The Spies Who Came in from the Cold
Published by Julia Volkovah under on 9:43 AMWell, it seems the Obama administration lied to us yet again. In fact, when one discovers that the Obama administration, which assured us until yesterday that no such thing had been planned in advance, already envisioned this spy swap a full month before the FBI made ten arrests, one develops a queasy feeling of déjà vu. It reminds one of Bush assuring us until the bombs began falling on Baghdad on March 19, 2003 that all options were still on the table when in fact a decision to go to war had already been made the previous July. It makes one think of Bush also telling us that he was going to stick with Rummy up until election day 2006, the day before Rummy was ousted as Defense Secretary.
And, really, did any of us cynical folk actually believe Obama when he began his administration with that pious bilge about "transparency in government"?
And could we really expect the increasingly tabloid mainstream media to not trip over their dicks to put a Robert Ludlum patina on a story that's really just a throwback to the height of the Cold War in the 50's? Hell, they even posted a picture of Anna Chapman, the all-but-inevitable sex symbol of this spy "scandal", in a red dress.
"Back-to-the-future plan"? OK, I'll endure yet another cultural movie reference to amend that to "back-to-the-past plan." All it needed was James fucking Bond swilling a vodka martini while ogling Anna Chapman and her tight red dress.

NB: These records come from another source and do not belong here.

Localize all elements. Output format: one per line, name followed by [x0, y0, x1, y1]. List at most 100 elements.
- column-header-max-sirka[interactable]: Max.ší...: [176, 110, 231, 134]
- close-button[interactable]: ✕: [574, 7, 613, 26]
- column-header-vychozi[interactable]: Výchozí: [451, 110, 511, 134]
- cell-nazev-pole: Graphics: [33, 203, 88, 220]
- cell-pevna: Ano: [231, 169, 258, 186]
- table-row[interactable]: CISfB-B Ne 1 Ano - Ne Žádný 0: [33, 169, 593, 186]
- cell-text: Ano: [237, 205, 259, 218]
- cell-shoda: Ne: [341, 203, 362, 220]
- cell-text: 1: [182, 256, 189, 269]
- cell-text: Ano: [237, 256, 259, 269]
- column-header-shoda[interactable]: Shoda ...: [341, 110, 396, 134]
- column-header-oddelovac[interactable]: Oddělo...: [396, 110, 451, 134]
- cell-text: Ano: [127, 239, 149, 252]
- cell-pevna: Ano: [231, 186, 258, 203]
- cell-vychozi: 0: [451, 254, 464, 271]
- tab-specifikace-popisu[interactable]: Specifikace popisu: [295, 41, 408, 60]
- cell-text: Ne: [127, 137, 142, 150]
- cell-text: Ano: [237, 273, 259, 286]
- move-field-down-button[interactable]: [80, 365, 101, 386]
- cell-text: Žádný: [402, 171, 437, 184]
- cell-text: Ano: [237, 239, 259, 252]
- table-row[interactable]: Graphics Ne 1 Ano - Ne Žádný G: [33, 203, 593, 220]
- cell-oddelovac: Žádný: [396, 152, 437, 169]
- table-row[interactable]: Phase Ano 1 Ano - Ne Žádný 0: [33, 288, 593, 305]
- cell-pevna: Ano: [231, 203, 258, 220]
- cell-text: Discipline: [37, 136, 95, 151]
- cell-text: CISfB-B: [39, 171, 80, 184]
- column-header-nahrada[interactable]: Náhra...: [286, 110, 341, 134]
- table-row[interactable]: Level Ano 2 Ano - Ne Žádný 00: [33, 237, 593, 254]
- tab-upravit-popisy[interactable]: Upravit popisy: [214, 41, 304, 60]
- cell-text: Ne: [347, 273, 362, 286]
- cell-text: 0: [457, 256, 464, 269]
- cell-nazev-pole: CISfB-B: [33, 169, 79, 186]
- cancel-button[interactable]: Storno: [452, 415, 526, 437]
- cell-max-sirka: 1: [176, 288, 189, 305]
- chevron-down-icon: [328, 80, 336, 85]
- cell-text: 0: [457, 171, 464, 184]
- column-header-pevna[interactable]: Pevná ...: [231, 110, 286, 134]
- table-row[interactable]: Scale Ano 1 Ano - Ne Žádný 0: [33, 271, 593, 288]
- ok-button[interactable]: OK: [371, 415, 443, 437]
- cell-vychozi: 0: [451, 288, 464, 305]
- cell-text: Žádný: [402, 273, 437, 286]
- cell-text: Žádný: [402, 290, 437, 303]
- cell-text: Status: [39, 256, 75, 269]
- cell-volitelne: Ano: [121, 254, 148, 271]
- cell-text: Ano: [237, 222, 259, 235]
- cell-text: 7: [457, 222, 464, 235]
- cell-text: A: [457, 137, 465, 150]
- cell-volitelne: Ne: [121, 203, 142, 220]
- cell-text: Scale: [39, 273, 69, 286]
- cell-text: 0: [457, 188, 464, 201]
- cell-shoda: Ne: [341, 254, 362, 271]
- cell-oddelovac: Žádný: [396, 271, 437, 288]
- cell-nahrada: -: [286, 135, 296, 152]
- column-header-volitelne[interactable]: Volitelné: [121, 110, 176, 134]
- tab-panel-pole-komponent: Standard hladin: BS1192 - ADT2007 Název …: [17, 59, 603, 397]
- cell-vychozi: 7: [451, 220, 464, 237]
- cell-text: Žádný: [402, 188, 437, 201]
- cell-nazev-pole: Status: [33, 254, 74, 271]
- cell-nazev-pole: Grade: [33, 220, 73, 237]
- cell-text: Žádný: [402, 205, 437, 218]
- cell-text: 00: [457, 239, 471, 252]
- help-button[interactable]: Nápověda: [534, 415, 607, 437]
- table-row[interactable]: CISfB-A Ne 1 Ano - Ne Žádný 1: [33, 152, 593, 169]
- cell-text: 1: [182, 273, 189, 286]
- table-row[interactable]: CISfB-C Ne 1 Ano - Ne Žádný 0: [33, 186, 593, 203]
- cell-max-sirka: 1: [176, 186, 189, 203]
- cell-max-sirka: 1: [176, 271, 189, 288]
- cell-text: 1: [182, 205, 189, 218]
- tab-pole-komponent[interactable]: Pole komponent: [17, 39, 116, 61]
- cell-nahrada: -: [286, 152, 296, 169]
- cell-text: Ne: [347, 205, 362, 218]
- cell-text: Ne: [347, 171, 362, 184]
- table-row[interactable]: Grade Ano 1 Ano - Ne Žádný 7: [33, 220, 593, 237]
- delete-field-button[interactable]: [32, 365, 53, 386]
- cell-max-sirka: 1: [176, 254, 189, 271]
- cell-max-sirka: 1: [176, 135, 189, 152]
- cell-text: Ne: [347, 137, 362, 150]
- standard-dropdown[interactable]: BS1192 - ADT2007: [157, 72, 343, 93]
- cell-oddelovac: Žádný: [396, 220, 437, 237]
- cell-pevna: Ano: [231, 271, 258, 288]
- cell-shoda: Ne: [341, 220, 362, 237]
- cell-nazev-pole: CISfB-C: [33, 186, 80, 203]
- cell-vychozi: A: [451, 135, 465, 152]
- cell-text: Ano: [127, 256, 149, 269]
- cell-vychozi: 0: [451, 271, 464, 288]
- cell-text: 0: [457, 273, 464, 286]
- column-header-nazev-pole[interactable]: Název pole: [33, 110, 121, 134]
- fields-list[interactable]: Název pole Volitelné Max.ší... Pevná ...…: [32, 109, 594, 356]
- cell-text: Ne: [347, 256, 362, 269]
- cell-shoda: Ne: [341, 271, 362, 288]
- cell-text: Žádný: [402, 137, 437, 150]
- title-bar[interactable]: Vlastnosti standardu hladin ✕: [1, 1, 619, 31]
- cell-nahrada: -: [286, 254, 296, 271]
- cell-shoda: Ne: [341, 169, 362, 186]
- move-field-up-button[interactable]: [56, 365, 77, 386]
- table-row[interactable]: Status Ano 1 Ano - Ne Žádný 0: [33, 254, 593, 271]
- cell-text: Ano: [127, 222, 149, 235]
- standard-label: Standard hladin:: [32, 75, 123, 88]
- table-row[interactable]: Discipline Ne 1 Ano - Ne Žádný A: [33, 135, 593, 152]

It was a mutually-canceling chess move, plain and simple, and both Medvedev and Obama yelled "Check!" at precisely the same moment. It was beautifully choreographed high stakes diplomacy and international statesmanship full of sound and fury, signifying nothing. In fact, if you look at it from a sheer nose count perspective, it looks as if we got the shitty end of the deal because the west gets back four of its spies while Russia gets back ten of their sleeper agents, not including their spouses and kids.
But from a purely intelligence asset standpoint, it doesn't work that way. One Kim Philby or Robert Hanssen is worth 100 of these low-level idiots. These aren't the spooks who haunt the other side the most. This was an intercontinental chess game using only pawns or rather a game of checkers already preordained and guaranteed to end in an amicable stalemate. It was meant to say, "We know your guys are spying on us and you know our spies are spying on you."
Check but no checkmate. Iran's been pulling the same shit for years now except Russia and America trade real spies, not manufactured ones.
But, in the end, all it revealed is that Russia and the United States are still playing their high-level gamesmanship using a Cold War template straight out of a 50 year-old novel by John le Carré. And, in an age in which Star Wars missile defense systems are hotly debated between the two countries, this Cold War mindset, this reprise of spy exchanges straight out of the Dulles/Eisenhower era, at least strongly suggests why both countries failed and will fail in Afghanistan and every other country that they'll invade.
If any of those 14 spies were actually worth the sweat on Kim Philby's balls, none of them would've been arrested. It was a magnificent display of window dressing replete with trenchcoats, cloaks and daggers but one ultimately proving nothing save for an ossified mindset tragically unequipped to deal with the actual root of our national security woes.